Mike Pence nasceu a 7 de junho de 1959, em Columbus, no Indiana. O agora vice-presidente norte-americano teve uma educação conservadora e revelou um forte sentimento religioso, de cristão evangélico, que moldou a sua vida pessoal e influenciou a sua carreira política. Formou-se em Direito na Universidade de Indiana, mas cedo procurou a vida política, tendo perdido duas corridas para a câmara de representantes, em 1988 e 1990.
Foi finalmente eleito pelo estado do Indiana em 2000 e permaneceu no lugar de congressista até 2013. Nesse ano, Pence foi eleito governador de Indiana, tendo ficado conhecido por ter realizado a maior descida de impostos daquele estado do centro dos EUA, mas também por ter assinado várias leis de restrição à prática do aborto, numa postura política muito conservadora que lhe valeu críticas mesmo dos setores mais moderados do Partido Republicano.
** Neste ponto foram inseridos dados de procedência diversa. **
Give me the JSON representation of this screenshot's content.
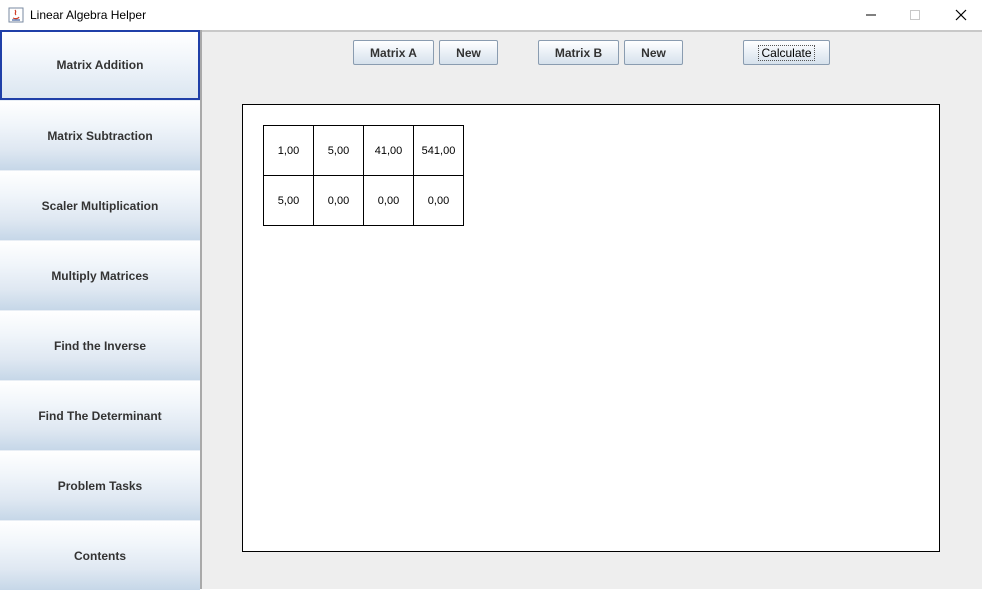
{
  "window": {
    "title": "Linear Algebra Helper"
  },
  "sidebar": {
    "items": [
      {
        "label": "Matrix Addition"
      },
      {
        "label": "Matrix Subtraction"
      },
      {
        "label": "Scaler Multiplication"
      },
      {
        "label": "Multiply Matrices"
      },
      {
        "label": "Find the Inverse"
      },
      {
        "label": "Find The Determinant"
      },
      {
        "label": "Problem Tasks"
      },
      {
        "label": "Contents"
      }
    ]
  },
  "toolbar": {
    "matrix_a": "Matrix A",
    "new_a": "New",
    "matrix_b": "Matrix B",
    "new_b": "New",
    "calculate": "Calculate"
  },
  "matrix": {
    "rows": [
      [
        "1,00",
        "5,00",
        "41,00",
        "541,00"
      ],
      [
        "5,00",
        "0,00",
        "0,00",
        "0,00"
      ]
    ]
  },
  "colors": {
    "active_border": "#1f3fa8",
    "background": "#eeeeee"
  }
}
Antes de formar a dupla, em 2016, Mike Pence ainda chegou a pensar candidatar-se mesmo a presidente dos EUA e teve até várias reuniões com dirigentes do Tea Party, a fação ultrarradical republicana que via nele potencial para contrariar a hegemonia das fações mais poderosas do partido no Congresso. Mas o convite de Trump para ser o seu candidato a vice-Presidente, nesse mesmo ano, retirou-lhe a ambição e Mike Pence muito rapidamente aceitou o desafio, apesar das reservas sobre o perfil do então empresário, que ele admitia ser muito “espalhafatoso” para o seu gosto mais conservador.
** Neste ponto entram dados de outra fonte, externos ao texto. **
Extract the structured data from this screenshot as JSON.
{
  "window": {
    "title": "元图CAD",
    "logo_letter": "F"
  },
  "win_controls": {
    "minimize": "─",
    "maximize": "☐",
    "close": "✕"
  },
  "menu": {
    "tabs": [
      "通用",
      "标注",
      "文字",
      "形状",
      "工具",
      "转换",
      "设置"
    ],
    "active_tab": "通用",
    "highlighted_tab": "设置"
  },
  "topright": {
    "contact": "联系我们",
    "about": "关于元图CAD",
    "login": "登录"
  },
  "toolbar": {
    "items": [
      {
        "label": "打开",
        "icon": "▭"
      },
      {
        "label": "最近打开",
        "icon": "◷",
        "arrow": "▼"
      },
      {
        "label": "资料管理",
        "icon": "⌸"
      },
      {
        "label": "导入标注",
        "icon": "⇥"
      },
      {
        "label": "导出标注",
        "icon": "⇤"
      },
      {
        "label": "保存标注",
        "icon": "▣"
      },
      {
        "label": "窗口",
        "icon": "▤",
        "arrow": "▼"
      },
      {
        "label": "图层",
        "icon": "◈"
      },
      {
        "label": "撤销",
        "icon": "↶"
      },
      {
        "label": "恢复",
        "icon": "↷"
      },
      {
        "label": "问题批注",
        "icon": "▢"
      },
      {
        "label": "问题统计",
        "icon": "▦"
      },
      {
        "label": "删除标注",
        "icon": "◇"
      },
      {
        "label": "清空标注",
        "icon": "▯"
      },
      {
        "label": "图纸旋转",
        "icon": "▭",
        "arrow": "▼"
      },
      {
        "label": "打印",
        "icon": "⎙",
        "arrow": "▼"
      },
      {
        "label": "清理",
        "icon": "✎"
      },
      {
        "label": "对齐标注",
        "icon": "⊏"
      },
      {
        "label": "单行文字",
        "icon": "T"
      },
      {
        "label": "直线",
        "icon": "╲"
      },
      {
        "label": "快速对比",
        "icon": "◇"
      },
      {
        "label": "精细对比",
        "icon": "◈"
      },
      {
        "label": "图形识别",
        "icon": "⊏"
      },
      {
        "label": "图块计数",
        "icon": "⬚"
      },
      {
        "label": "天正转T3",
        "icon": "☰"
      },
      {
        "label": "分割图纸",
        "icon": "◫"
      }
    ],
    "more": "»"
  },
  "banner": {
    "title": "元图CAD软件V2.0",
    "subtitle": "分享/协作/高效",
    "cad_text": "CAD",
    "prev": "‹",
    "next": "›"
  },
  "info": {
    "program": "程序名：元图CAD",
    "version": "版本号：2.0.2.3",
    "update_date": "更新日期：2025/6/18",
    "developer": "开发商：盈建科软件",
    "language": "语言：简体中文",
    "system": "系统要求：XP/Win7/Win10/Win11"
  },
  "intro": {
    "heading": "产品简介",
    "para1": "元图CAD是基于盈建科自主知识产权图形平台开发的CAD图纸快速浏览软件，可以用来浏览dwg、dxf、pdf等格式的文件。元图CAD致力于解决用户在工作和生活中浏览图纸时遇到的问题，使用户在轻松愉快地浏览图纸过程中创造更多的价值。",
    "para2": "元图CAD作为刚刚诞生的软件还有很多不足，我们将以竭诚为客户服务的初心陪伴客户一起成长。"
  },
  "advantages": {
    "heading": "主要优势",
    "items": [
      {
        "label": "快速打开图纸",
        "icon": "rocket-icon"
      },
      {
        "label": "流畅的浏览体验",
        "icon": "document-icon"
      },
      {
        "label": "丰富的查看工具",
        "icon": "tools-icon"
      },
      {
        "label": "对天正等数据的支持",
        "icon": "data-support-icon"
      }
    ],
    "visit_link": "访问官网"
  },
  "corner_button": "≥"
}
Durante a campanha de 2016, contudo, a relação tremeu quando surgiu um vídeo de Donald Trump a fazer comentários obscenos sobre mulheres. Na altura, Pence criticou-o: “Não posso tolerar as suas observações e não as posso defender”, comentou, na altura, certamente bem mais chocado do que as palavras o deixaram entender, mas mostrando ao seu parceiro de campanha que a lealdade tinha algumas linhas vermelhas que, sobretudo no campo moral, não poderiam ser ultrapassadas.
Amanhã, quando os votos começarem a ser desembrulhados, logo se saberá se a parceria continua por mais quatro anos e Mike Pence continua a ser o homem do presidente.